Odegaard sebenarnya turut andil dalam start apik The Gunners di babak pertama, dengan memberikan assist untuk gol pembuka Declan Rice. Namun, dua gol Bournemouth yang lahir dari situasi bola mati memupuskan harapan Arsenal meraih tiga poin dan sekaligus mengakhiri catatan delapan laga tak terkalahkan mereka di liga. Usai pertandingan, Odegaard tak ragu mengungkapkan kekecewaannya.
“Kami sangat kecewa,” ujar Odegaard membuka pembicaraan.
“Kami ingin datang ke sini hari ini dan memainkan pertandingan yang sangat bagus, meraih kemenangan – demi posisi kami di liga dan juga untuk membangun momentum jelang pekan depan,” tambahnya.
Lebih lanjut, Odegaard mengakui bahwa timnya mampu mengendalikan jalannya pertandingan nyaris sepenuhnya hingga Bournemouth mencetak gol penyama kedudukan. “Saya pikir kami mengontrol hampir segalanya sampai mereka mencetak gol, dan setelah itu semuanya menjadi sedikit terlalu kacau, sedikit liar, dan kami kehilangan momentum. Kami tidak benar-benar memainkan permainan kami setelah itu,” jelasnya.

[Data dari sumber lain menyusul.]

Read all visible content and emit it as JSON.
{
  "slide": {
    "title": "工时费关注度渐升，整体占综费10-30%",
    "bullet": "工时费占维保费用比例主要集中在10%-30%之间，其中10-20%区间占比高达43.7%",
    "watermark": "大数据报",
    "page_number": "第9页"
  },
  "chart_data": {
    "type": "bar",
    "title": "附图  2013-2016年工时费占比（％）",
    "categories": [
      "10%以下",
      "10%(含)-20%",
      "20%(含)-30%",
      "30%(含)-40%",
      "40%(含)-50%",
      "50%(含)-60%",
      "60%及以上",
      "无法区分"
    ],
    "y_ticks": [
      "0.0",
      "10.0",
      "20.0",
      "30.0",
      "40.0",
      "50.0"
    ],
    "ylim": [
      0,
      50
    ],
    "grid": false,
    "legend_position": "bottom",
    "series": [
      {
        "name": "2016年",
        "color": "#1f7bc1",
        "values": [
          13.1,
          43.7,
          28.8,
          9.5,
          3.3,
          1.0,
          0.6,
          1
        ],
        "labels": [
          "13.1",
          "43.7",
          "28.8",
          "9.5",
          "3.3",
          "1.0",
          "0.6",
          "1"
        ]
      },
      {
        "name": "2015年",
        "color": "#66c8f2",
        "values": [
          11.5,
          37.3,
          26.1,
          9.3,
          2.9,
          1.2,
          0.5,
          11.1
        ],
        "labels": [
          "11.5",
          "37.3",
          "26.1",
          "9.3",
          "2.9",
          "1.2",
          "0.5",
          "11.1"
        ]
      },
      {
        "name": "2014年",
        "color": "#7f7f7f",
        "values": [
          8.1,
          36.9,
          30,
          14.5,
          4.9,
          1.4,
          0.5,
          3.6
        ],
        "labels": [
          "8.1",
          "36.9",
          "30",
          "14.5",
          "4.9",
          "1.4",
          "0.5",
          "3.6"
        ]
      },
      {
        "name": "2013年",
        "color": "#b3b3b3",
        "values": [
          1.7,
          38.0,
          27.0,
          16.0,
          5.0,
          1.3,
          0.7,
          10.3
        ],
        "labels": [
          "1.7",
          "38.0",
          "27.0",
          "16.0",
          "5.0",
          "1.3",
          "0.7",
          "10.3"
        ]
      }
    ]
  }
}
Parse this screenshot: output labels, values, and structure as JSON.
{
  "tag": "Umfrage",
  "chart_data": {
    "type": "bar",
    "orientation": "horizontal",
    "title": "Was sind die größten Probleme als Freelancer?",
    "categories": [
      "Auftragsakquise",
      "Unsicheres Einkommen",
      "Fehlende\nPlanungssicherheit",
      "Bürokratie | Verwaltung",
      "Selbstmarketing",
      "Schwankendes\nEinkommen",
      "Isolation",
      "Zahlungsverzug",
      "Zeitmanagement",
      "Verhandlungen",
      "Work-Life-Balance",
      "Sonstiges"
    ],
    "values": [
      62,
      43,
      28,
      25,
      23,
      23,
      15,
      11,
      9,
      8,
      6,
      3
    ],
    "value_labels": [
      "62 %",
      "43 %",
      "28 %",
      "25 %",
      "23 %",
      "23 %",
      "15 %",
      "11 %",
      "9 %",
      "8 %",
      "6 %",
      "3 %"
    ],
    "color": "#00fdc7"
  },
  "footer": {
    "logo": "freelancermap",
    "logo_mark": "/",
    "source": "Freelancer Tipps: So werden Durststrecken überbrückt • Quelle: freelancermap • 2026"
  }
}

Gelandang kreatif ini secara blak-blakan menilai performa timnya di babak kedua jauh dari standar yang diharapkan. “Babak kedua sangat jauh dari cukup baik bagi kami. Tidak dapat diterima kebobolan dua gol seperti itu. Ini adalah sesuatu yang harus kami bicarakan dan pastikan kami perbaiki,” tegasnya.
Meskipun kekecewaan jelas terasa, Odegaard menyerukan kepada rekan-rekannya untuk segera bangkit dan fokus pada laga krusial berikutnya. “Kami kecewa sekarang, tetapi kami harus bergerak maju dan menjadi kuat serta tetap bersatu dan mempersiapkan diri untuk pertandingan besar,” ujarnya.
Pertandingan besar yang dimaksud tak lain adalah leg kedua semifinal Liga Champions melawan Paris Saint-Germain (PSG) di kandang lawan. Arsenal akan berjuang membalikkan defisit 0-1 demi mengamankan tiket ke final untuk pertama kalinya dalam 19 tahun terakhir.
“Ini adalah pertandingan yang sangat besar. Itulah sisi baiknya, ketika Anda kecewa sekarang dan Anda marah serta frustrasi, Anda dapat menggunakan semua emosi itu untuk hari Rabu. Kami tahu apa yang kami perjuangkan, ini adalah pertandingan yang sangat besar, kami harus tetap bersatu dan menciptakan energi serta siap,” tandasnya.